New advance screening method for clinical trials to enhance efficiency of testing new drugs

A bio company analyzes the genetics of cancer patients. They’ve started clinical research on metastatic breast cancer in partnership with Samsung Medical Center in South Korea,  and they’re using a method that screens patients in advance of the clinical trial.

“We use our device with a drug developed by Pfizer and Roche that targets major biomarkers  which allows only patients with specific biomarkers to be screened for specific clinical trials.” In the bio-pharmaceutical industry, there is a diagnostic test used to match a patient to a specific drug or therapy by determining the drug’s applicability to specific individuals. This test is called companion diagnostics.

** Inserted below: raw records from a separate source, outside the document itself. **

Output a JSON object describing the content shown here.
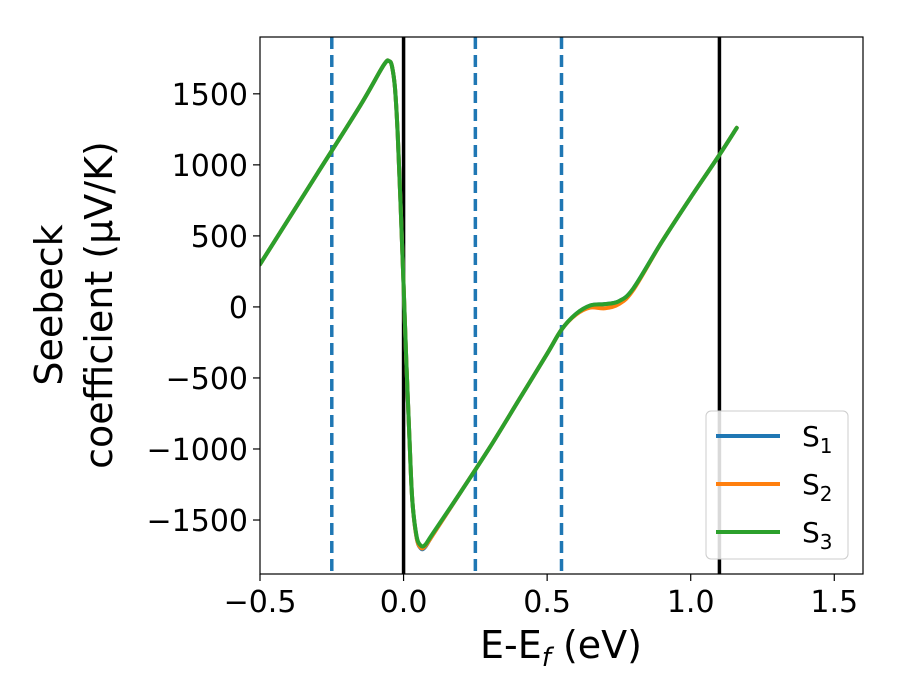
{
  "chart_data": {
    "type": "line",
    "xlabel": {
      "prefix": "E-E",
      "sub": "f",
      "suffix": " (eV)"
    },
    "ylabel": {
      "line1": "Seebeck",
      "line2": "coefficient  (μV/K)"
    },
    "xlim": [
      -0.5,
      1.6
    ],
    "ylim": [
      -1880,
      1900
    ],
    "xticks": [
      {
        "value": -0.5,
        "label": "−0.5"
      },
      {
        "value": 0.0,
        "label": "0.0"
      },
      {
        "value": 0.5,
        "label": "0.5"
      },
      {
        "value": 1.0,
        "label": "1.0"
      },
      {
        "value": 1.5,
        "label": "1.5"
      }
    ],
    "yticks": [
      {
        "value": 1500,
        "label": "1500"
      },
      {
        "value": 1000,
        "label": "1000"
      },
      {
        "value": 500,
        "label": "500"
      },
      {
        "value": 0,
        "label": "0"
      },
      {
        "value": -500,
        "label": "−500"
      },
      {
        "value": -1000,
        "label": "−1000"
      },
      {
        "value": -1500,
        "label": "−1500"
      }
    ],
    "vlines": [
      {
        "x": 0.0,
        "color": "#000000",
        "style": "solid"
      },
      {
        "x": 1.1,
        "color": "#000000",
        "style": "solid"
      },
      {
        "x": -0.25,
        "color": "#1f77b4",
        "style": "dashed"
      },
      {
        "x": 0.25,
        "color": "#1f77b4",
        "style": "dashed"
      },
      {
        "x": 0.55,
        "color": "#1f77b4",
        "style": "dashed"
      }
    ],
    "legend_position": "bottom-right",
    "series": [
      {
        "name": "S",
        "sub": "1",
        "color": "#1f77b4",
        "x": [
          -0.5,
          -0.3,
          -0.15,
          -0.07,
          -0.05,
          -0.04,
          -0.03,
          -0.02,
          -0.01,
          0.0,
          0.01,
          0.02,
          0.03,
          0.045,
          0.06,
          0.075,
          0.1,
          0.2,
          0.3,
          0.4,
          0.5,
          0.55,
          0.6,
          0.65,
          0.7,
          0.75,
          0.8,
          0.9,
          1.0,
          1.1,
          1.16
        ],
        "y": [
          300,
          940,
          1420,
          1700,
          1730,
          1690,
          1540,
          1200,
          700,
          150,
          -400,
          -900,
          -1350,
          -1620,
          -1700,
          -1690,
          -1610,
          -1300,
          -990,
          -660,
          -330,
          -160,
          -50,
          10,
          20,
          40,
          130,
          460,
          770,
          1070,
          1260
        ]
      },
      {
        "name": "S",
        "sub": "2",
        "color": "#ff7f0e",
        "x": [
          -0.5,
          -0.3,
          -0.15,
          -0.07,
          -0.05,
          -0.04,
          -0.03,
          -0.02,
          -0.01,
          0.0,
          0.01,
          0.02,
          0.03,
          0.045,
          0.06,
          0.075,
          0.1,
          0.2,
          0.3,
          0.4,
          0.5,
          0.55,
          0.6,
          0.65,
          0.7,
          0.75,
          0.8,
          0.9,
          1.0,
          1.1,
          1.16
        ],
        "y": [
          300,
          940,
          1420,
          1700,
          1730,
          1690,
          1540,
          1200,
          700,
          150,
          -400,
          -900,
          -1350,
          -1620,
          -1695,
          -1685,
          -1610,
          -1300,
          -990,
          -660,
          -330,
          -160,
          -55,
          -5,
          -10,
          20,
          120,
          460,
          770,
          1070,
          1260
        ]
      },
      {
        "name": "S",
        "sub": "3",
        "color": "#2ca02c",
        "x": [
          -0.5,
          -0.3,
          -0.15,
          -0.07,
          -0.05,
          -0.04,
          -0.03,
          -0.02,
          -0.01,
          0.0,
          0.01,
          0.02,
          0.03,
          0.045,
          0.06,
          0.075,
          0.1,
          0.2,
          0.3,
          0.4,
          0.5,
          0.55,
          0.6,
          0.65,
          0.7,
          0.75,
          0.8,
          0.9,
          1.0,
          1.1,
          1.16
        ],
        "y": [
          300,
          940,
          1420,
          1700,
          1730,
          1690,
          1540,
          1200,
          700,
          150,
          -400,
          -900,
          -1350,
          -1610,
          -1680,
          -1675,
          -1600,
          -1300,
          -990,
          -660,
          -330,
          -160,
          -50,
          10,
          20,
          40,
          130,
          460,
          770,
          1070,
          1260
        ]
      }
    ]
  }
}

Another Korean bio company is using companion diagnostics for lung cancer patients for clinical trials in the U.S. Using this test in the initial stages of clinical trials improves the efficacy of the drug  as patients with the disease-causing genes would be pre-screened as subjects. “In 2016, a decade’s worth of results showed that getting drug approval was 3 times higher when patients were selected using biomarkers,  especially for anti-cancer drugs.”

In the United States, drug companies developing anti-cancer drugs targeting specific genes  have been recommended to use companion diagnostics since 2014. And when a new drug is approved based on results from companion diagnosis, only those screened patients are allowed to be prescribed the new medicine.

As this method highlighted a reduction in terms of cost and duration of clinical trials, further attempts have been made in Korea. Experts have high expectations for more patient-specific treatment  with companion diagnostic tests reducing unnecessary prescriptions and maximizing the effect of treatment.